I know I’m not alone,
I know many, many are stepping into a similar mindset and battling similar mind games right now. Many of us have jobs of heightened crazy, families and homes in complete chaos, minds with out-of-control and falling apart tendencies during these crazy seasons in our lives.

I know we all carry insecurities, and expectations, and attitudes that weave together the colorful (and not so colorful) parts of our personality. And it’s in that rainbow of activity our true colors most often shine, or simply fade and fizzle away.

I find myself wondering why I can't control all of these feelings during this season better. If I know it's coming, why can't I stop myself from feeling this way, reacting this way, getting sucked in and sucked up with the the day-to-day drama of self-induced busy and emotions? I’m fully aware it’s going on, I can feel my metabolism screeching to a near stop, I can feel my cholesterol and blood pressure levels rising. I can feel the weight already coming back on. I can feel my insides getting caked with thick tension sludge and a sticky miry muck.

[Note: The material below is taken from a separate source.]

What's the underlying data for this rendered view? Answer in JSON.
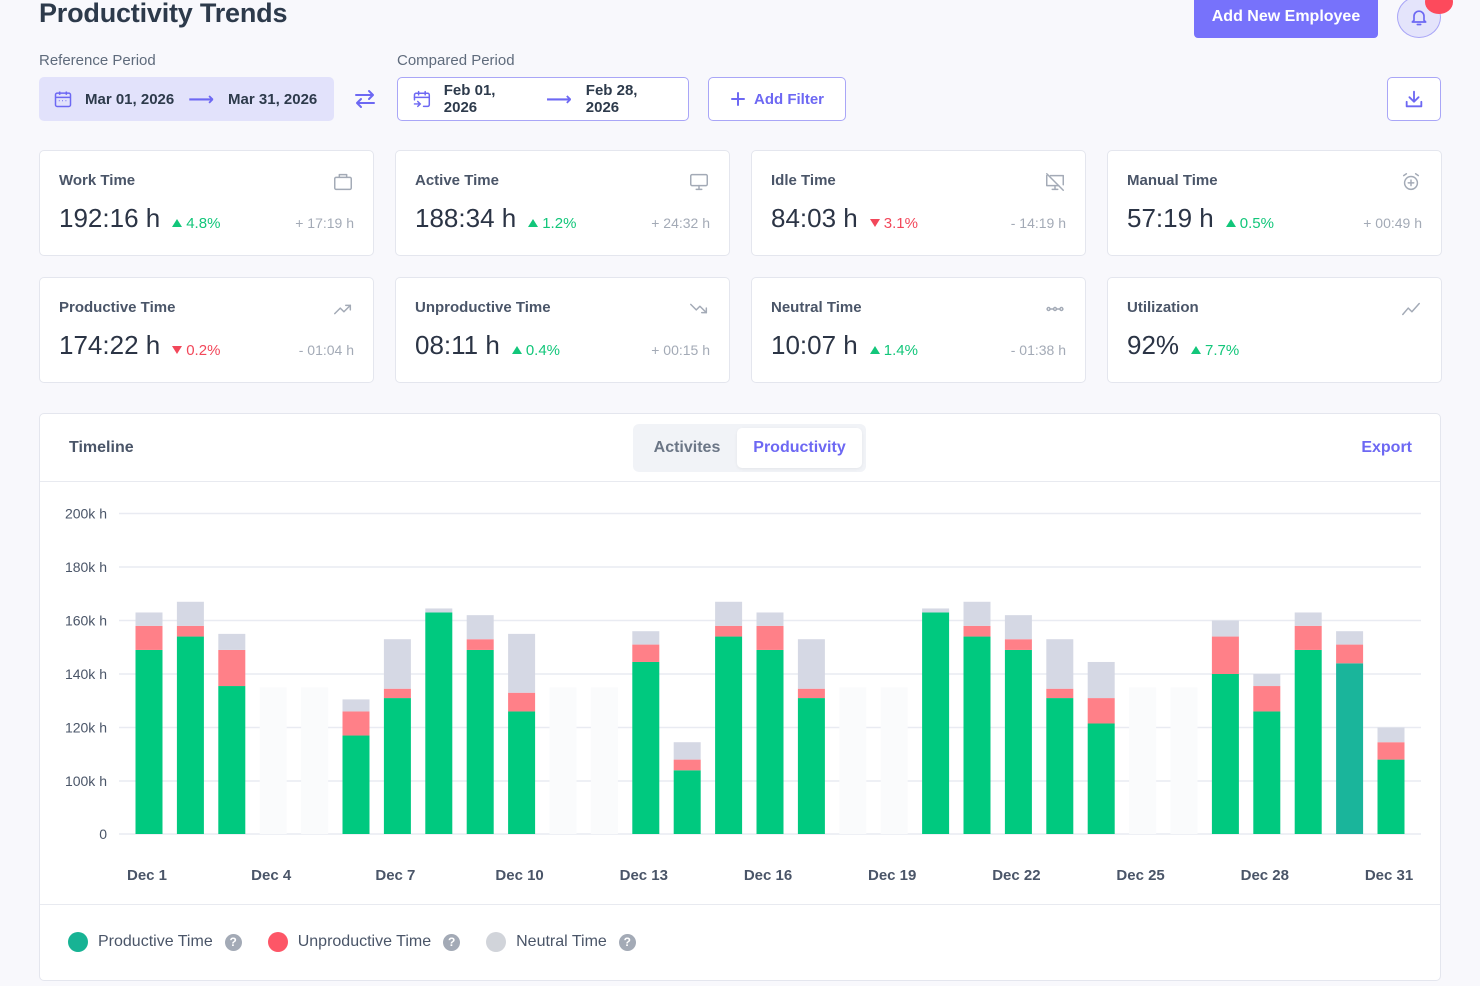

I want to eat all the chocolate. I want to drink all the coffee. I want to tell myself I’m too stressed and busy to continue to care well for myself, and that all those poor choices would be entirely justifiable right now.  I want to tell myself it's ok to quit running, quit half marathon training, quit weighing in.  But deep inside I know none of that is ok, none of that is acceptable.  And I know that's exactly how I got to where I was just twelve short months ago.

I’ll be the first to admit it, I do not have my poop in a group right now, but I’m slowly learning that that's ok. I’m slowly coming to grips that life is not about perfection, not about knowing and conquering, it's not even about the arrival, the end, the final product….

It’s simply about the journey. It is all about the journey, even when we don’t want it to be. It’s about weathering the seasons of change well, or at least attempting to survive them better than we did the year before. But you know what, even if we don't, that ok too. Be conscious of, be aware of, be mindful of, be attentive of, be grace filled towards the feelings, and emotions, and thoughts coursing through you during these times of heightened insanity.

Change is not here to break us…
it’s not here to burden us - it's here to broaden us, to grow us, to mold us, to better us, even though it may sometimes feel like it’s absolutely earth shattering in the interim.

I have a hard time giving myself grace and fixing my eyes on the little shaded path set directly in front of me, rather than the entire mountain looming in the far off distance, that mountain that looks unattainable in ever reaching.  I have also found that sometimes the little path I'm currently on, doesn't even bring me to that big 'ol mountain in the distance, that one I spent all that time and energy worrying about how I was going to climb and conquer.

While the tension and emotions and stress triggers continue to attack and rage inside me, I actual delight in the realization that all of that didn't reside in me much these last several weeks.  My intentional hard work to protect myself and my family time, granting myself soul care and rest this summer has started to bear fruit.

Yes, it's August.  Yes, the next season of change is quickly approaching again.  May we all find a way to simply embrace it all, rather than drown in it all.